De nombreuses intégrales des symphonies de Mozart existent depuis longtemps. Parmi les clients de ces intégrales, on trouve traditionnellement les auditeurs bercés par Deutsch grammophon et la grande tradition incanée par Karajan ou Bohm, ceux qui ne jurent plus que par les instruments d'époque et les interprétations dites historiques, et enfin ceux qui essaient de faire la part des choses.
En ce qui concerne les instruments modernes et le clacissisme, j'ai longtemps beaucoup aimé les symphonies par Karl Bohm; toutefois, je les trouve désormais un peu compassées, trop intellectualisées et moins destinées à transmettre des émotions vives et à fleur de peau, comme il était dans le tempérament des hommes de cette époque, qu'à réaliser une quête de perfection sonore avec un orchestre philarmonique ressemblant à une limousine ronflante et rassurante.
Sur instruments d'époque, j'ai eu du mal à apprécier l'intégrale de Chriustopher Hogwood, que j'adore par ailleurs dans d'autres oeuvres historiques, en particuliers chez Haendel. Un peu trop de verdeur, des pupitres pas toujours très justes, etc. Harnoncourt quand à lui réussit beaucoup mieux chez Haydn qu'il revitalise; chez Mozart sa brusquerie a quelque peu de mal à passer selon moi.
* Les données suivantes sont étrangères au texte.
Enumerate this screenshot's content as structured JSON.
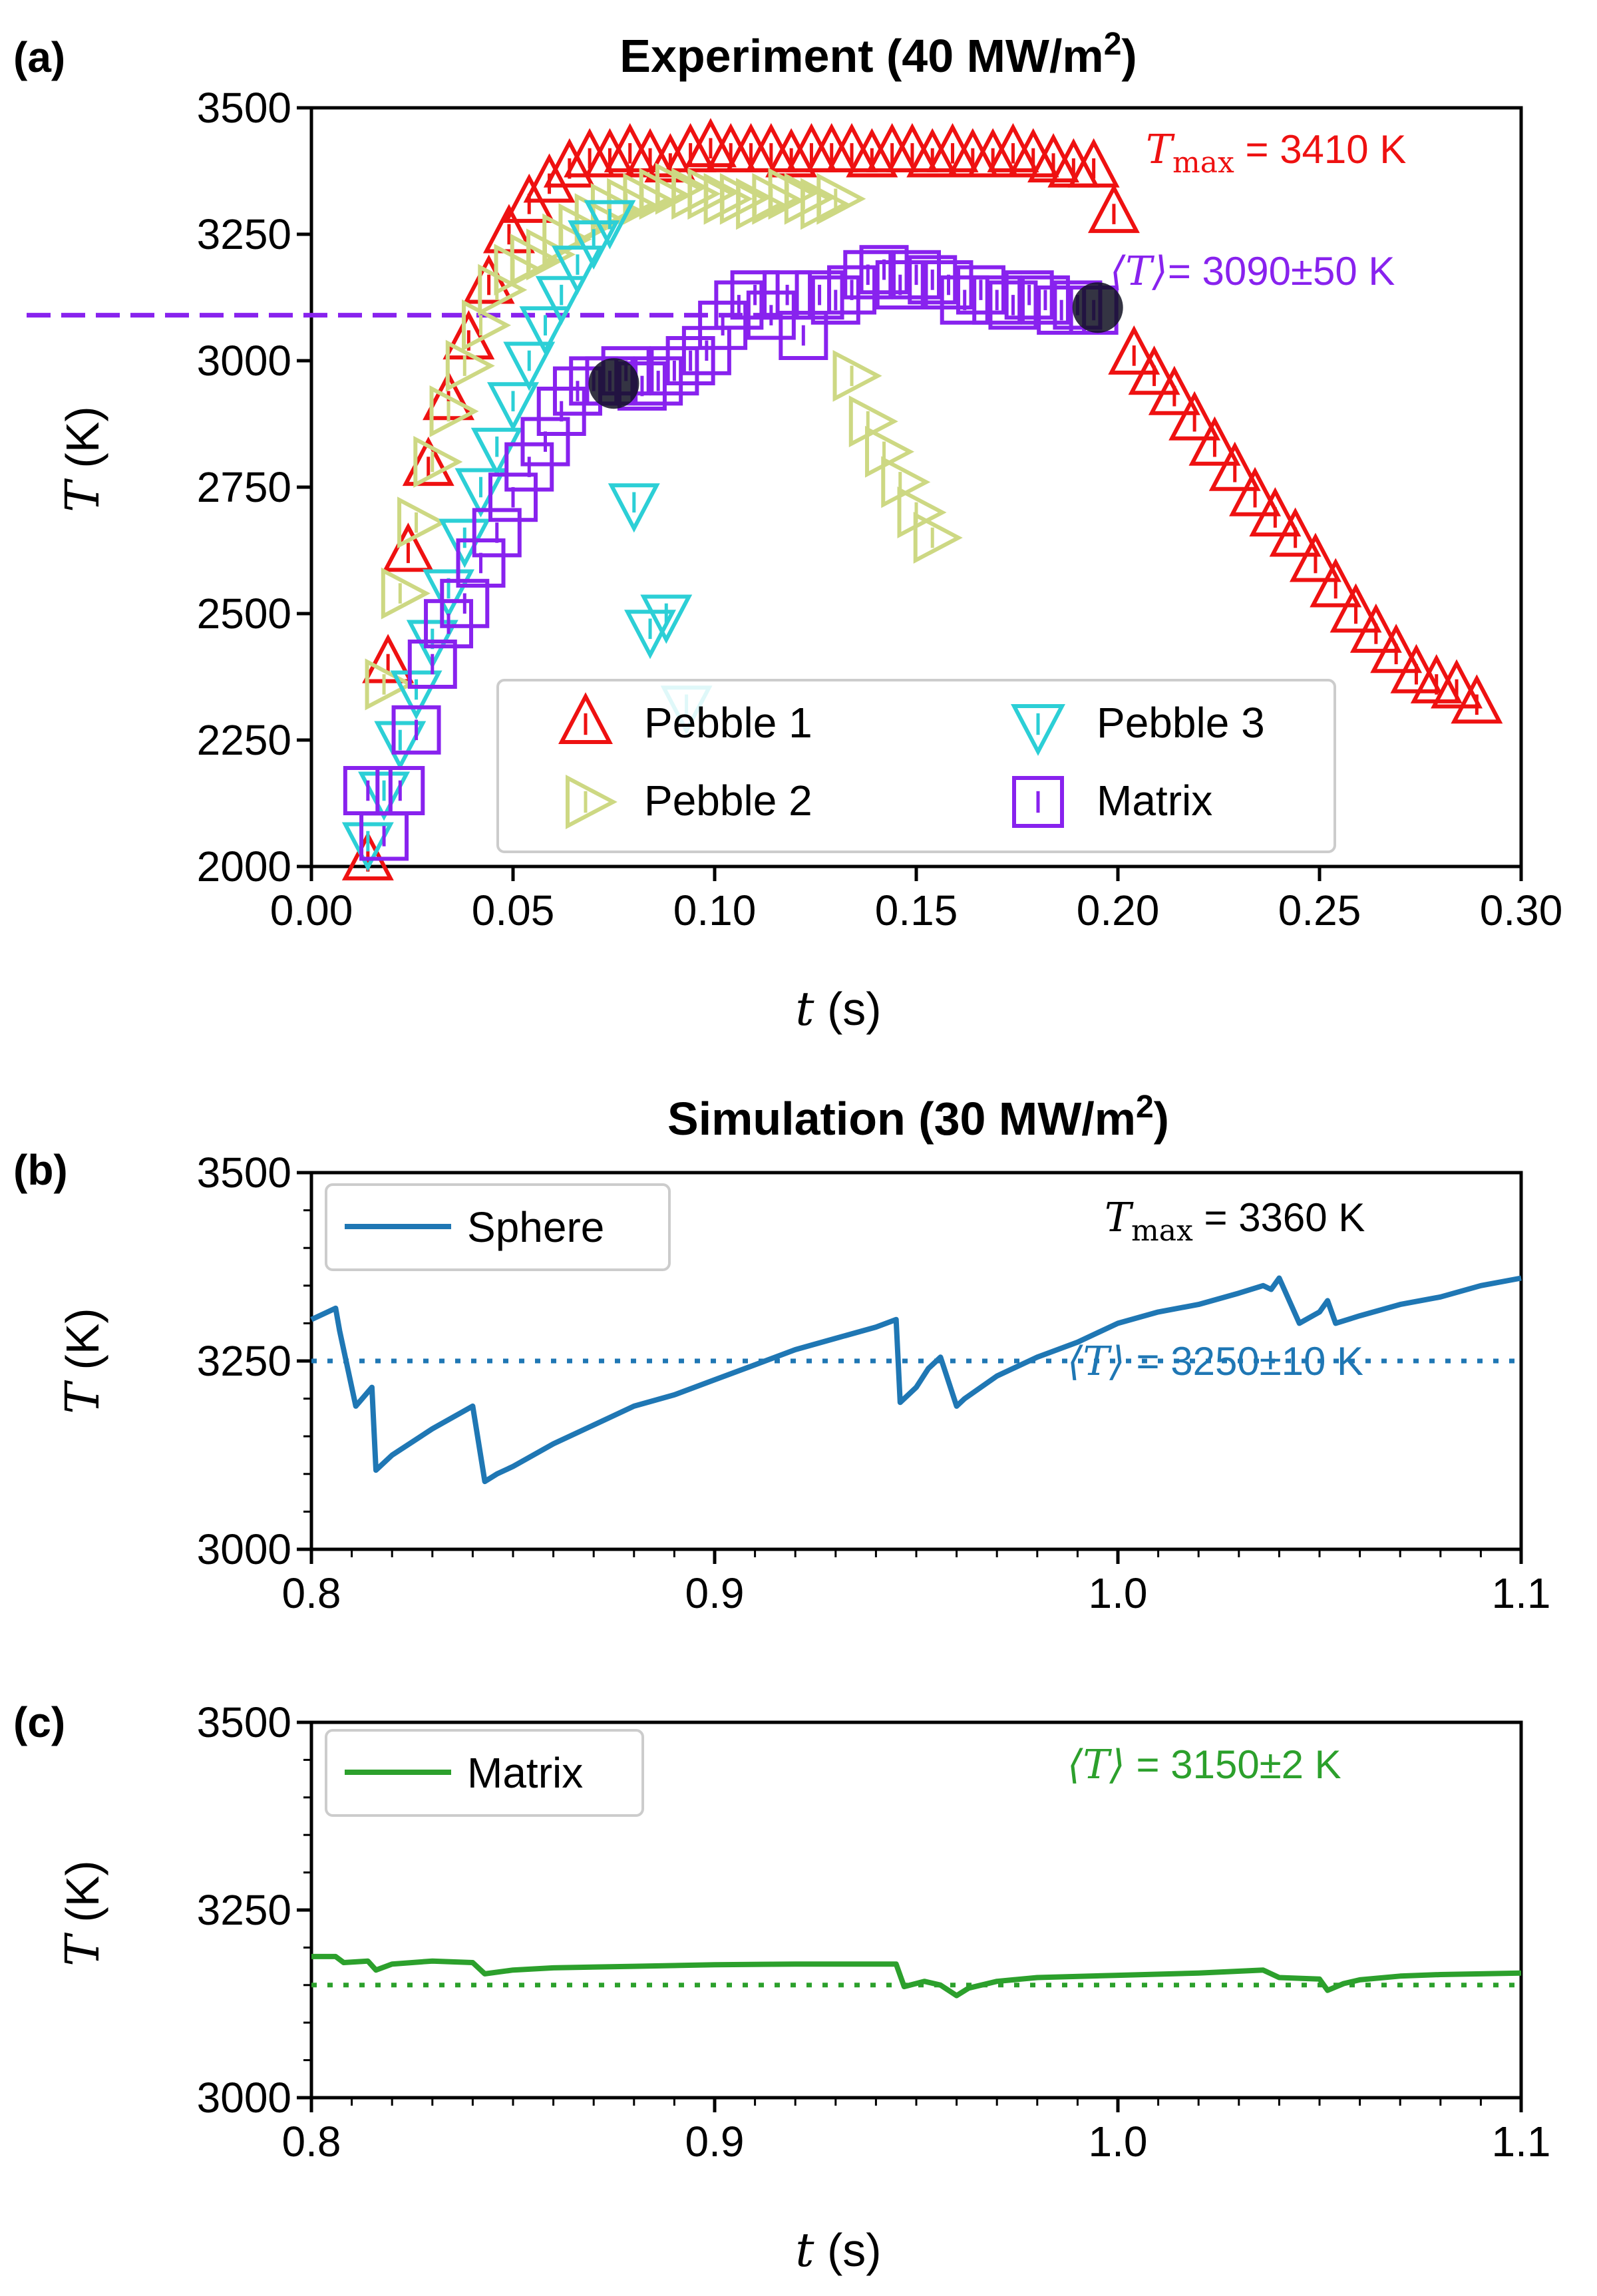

Enfin, j'ai opté pour Trevor Pinnock, dont le velouté de l'English Chamber fait merveille puisqu'il joue sur instruments d'époque sans offenser les oreilles habituées à quelque chose de plus classique. Cette intégrale, réalisée dans les années 90 est absolument à la page et n'a pas pris une ride. Les tempi sont alertes, le dynamisme toujours présent, le pathos sait être dramatique quand il le faut, la joie de vivre survole l'oeuvre. La célébrissime "Jupiter" est grandiose.
Cette reparution à pris raisonnable mettra tout le monde d'accord je pense, et bien loin d'être une version "neutre", elle est au contraire vivifiante et tout simplement très belle.